Just as with Docker, on a Kubernetes environment CPU pinning should be used as well. In this case the pod should be pinned to a CPU so that no sharing takes place.
Read more about Exploring Scylla on Kubernetes.
When records get updated or deleted, the old data eventually needs to be deleted. This is done using compaction. The compaction settings can make a huge difference.
Use the following Compaction Strategy Matrix to use the correct compaction strategy for your workload.
ICS is an incremental compaction strategy that combines the low space amplification of LCS with the low write amplification of STCS. It is only available with Scylla Enterprise.
If you have time series data, the TWCS should be used.
Read more about Compaction Strategies
The consistency level determines how many nodes the coordinator should wait for, for the read or write is considered a success. The consistency level is determined by the application based on the requirement for consistency, availability and performance. The higher the consistency, the lower the availability and the performance.

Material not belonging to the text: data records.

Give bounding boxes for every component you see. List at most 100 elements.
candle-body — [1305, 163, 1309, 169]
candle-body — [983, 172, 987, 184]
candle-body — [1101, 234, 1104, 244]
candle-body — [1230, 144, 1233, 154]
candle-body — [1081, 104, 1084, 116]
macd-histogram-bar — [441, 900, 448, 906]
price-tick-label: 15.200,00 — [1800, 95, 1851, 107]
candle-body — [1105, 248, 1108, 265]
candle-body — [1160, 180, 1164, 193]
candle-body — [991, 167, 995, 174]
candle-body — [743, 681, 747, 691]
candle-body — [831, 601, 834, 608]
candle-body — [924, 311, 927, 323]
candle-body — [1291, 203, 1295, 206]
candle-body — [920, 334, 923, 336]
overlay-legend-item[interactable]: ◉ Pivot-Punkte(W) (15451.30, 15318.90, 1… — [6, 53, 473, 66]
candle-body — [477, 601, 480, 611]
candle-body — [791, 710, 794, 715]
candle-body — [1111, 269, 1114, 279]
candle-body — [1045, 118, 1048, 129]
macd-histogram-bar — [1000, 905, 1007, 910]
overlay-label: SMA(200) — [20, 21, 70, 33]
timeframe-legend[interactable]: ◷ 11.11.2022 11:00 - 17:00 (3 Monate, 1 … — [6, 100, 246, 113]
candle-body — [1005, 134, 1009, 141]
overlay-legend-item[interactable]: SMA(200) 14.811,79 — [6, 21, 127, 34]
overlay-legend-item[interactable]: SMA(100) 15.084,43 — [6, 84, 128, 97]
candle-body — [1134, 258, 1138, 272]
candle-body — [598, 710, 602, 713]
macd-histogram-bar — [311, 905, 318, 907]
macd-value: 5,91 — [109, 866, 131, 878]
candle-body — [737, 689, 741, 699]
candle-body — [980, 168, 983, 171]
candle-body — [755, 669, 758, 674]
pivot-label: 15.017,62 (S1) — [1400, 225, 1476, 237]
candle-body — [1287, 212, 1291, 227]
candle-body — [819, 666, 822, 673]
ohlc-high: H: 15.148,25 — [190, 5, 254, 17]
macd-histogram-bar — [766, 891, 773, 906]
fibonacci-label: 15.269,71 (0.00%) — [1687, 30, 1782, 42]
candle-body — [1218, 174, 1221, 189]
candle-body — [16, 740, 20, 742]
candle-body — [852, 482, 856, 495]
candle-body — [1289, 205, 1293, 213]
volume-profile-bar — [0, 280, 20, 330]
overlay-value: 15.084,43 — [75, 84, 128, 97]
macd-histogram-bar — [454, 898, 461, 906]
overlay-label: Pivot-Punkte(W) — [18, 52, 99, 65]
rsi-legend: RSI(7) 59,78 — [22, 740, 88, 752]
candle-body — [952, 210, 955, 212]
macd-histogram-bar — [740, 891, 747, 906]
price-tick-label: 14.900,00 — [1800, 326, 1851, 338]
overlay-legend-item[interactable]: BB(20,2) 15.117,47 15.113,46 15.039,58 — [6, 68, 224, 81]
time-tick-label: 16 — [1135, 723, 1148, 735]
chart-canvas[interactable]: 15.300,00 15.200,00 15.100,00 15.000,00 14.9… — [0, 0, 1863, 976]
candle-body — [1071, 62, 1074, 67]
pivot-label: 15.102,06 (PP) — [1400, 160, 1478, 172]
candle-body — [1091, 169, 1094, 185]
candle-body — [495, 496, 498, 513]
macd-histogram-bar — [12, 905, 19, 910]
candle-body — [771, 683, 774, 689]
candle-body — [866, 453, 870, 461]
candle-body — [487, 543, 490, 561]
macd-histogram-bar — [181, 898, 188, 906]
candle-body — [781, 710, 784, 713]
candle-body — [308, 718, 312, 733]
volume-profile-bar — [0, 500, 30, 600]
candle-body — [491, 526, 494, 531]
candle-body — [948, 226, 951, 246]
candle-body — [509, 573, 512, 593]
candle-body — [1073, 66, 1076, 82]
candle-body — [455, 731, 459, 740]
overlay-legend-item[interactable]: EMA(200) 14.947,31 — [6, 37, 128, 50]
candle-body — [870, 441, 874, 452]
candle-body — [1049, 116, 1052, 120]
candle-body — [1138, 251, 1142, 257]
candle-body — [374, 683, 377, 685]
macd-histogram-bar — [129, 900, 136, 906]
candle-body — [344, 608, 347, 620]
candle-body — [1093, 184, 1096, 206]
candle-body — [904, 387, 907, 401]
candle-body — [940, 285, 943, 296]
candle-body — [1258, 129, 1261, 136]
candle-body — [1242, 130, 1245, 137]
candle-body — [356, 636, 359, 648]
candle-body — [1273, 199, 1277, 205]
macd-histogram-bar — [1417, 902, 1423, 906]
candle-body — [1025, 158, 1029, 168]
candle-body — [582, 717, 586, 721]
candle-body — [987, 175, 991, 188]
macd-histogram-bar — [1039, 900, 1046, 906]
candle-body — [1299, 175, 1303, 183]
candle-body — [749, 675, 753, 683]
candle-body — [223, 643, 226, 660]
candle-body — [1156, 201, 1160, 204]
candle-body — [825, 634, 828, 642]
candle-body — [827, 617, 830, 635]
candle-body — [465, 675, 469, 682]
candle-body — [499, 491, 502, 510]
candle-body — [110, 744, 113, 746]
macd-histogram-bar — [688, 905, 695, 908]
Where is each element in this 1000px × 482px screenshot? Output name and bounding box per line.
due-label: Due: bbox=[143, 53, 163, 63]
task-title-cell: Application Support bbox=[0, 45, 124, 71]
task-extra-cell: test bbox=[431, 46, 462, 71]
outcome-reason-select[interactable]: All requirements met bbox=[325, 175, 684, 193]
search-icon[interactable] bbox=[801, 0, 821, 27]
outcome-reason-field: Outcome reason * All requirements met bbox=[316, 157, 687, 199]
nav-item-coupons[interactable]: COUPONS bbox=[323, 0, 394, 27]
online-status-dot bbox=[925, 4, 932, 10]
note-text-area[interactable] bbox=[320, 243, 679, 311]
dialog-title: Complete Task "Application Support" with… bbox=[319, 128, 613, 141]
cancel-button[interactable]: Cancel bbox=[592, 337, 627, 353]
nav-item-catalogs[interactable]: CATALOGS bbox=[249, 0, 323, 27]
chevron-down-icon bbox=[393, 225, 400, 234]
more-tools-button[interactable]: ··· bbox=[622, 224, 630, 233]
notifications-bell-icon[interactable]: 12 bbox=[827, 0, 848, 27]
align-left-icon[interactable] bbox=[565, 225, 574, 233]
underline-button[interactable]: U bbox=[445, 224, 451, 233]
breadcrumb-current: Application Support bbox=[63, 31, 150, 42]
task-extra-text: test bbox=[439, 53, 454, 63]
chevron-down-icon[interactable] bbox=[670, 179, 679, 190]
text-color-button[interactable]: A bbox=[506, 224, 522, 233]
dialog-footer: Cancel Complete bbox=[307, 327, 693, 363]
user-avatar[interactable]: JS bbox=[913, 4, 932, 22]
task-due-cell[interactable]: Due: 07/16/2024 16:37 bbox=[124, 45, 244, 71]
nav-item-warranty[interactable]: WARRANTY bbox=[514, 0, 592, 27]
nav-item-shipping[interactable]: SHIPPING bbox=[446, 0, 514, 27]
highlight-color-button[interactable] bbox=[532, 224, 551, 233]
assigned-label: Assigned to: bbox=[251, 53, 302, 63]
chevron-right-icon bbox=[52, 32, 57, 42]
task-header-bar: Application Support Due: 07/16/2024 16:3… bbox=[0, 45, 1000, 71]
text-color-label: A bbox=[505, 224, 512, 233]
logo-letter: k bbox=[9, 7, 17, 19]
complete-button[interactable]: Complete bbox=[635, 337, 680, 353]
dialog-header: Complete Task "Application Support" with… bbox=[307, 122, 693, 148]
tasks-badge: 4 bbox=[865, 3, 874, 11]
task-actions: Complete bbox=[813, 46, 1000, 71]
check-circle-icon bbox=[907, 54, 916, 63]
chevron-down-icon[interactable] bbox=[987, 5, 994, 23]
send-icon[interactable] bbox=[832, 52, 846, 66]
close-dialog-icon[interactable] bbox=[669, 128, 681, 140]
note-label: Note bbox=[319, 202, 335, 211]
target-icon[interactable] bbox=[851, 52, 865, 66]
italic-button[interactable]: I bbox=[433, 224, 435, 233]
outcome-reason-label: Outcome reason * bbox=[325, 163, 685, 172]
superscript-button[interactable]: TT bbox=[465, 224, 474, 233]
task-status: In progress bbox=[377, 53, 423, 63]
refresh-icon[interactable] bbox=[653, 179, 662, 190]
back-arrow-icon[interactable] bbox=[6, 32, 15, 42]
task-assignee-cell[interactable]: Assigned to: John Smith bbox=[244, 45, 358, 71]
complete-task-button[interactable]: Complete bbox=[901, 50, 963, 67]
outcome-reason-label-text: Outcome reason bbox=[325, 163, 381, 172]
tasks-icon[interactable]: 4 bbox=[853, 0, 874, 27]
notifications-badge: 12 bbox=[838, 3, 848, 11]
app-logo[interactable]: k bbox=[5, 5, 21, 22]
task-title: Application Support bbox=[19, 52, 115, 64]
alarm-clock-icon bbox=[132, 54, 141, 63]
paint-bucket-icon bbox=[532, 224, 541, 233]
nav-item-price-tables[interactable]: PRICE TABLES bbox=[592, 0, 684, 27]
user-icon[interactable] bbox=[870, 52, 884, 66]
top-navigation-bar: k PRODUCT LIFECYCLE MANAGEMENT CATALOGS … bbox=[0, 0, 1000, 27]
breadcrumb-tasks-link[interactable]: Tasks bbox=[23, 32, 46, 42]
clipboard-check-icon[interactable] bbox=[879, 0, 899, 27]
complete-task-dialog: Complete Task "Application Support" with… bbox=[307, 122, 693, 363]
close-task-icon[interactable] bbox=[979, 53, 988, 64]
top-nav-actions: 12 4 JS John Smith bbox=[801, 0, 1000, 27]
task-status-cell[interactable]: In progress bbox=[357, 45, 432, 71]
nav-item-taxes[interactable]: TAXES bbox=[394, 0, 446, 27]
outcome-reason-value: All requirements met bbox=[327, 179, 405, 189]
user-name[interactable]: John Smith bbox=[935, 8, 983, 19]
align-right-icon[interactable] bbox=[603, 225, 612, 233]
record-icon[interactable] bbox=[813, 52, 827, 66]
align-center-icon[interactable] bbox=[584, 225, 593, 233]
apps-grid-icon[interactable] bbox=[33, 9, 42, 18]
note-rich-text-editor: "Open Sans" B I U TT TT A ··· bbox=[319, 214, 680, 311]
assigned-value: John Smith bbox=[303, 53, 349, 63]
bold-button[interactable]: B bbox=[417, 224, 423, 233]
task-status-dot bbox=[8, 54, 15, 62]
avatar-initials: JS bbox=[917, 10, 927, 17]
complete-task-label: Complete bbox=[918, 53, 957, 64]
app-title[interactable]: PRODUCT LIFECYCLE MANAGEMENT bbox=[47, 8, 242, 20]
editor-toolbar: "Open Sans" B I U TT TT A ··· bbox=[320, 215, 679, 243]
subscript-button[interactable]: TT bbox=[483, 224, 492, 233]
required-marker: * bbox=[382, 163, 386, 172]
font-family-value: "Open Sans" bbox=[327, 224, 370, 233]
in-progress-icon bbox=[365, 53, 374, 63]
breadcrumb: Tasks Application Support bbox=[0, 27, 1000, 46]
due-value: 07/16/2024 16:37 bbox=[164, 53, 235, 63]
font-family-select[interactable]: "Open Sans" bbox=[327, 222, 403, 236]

For single data center setups a frequently used consistency level for both reads and writes is QUORUM. It gives a nice balance between consistency and availability/performance. For multi datacenter setups it is best to use LOCAL_QUORUM.
Read more about Fault Tolerance
The default replication factor is set to 3 and in most cases this is a sensible default because it provides a good balance between performance and availability. Keep in mind that a write will always be sent to all replicas, no matter the consistency level.
Use asynchronous requests can help to increase the throughput of the system. If the latency would be 1 ms, then 1 thread at most could do 1000 QPS. But if the service time an operation takes 100 us, with pipelining the throughput could increase to 10.000 QPS.
To prevent overload due to asynchronous requests, the drivers limit the number of pending requests to prevent overloading the server.
Read more about Maximizing Performance via Concurrency While Minimizing Timeouts in Distributed Databases for more information.
Maximizing Scylla performance does require some effort even though Scylla will do its best to reduce the amount of configuration. If the best practices are correctly applied, then most common performance problems will be prevented.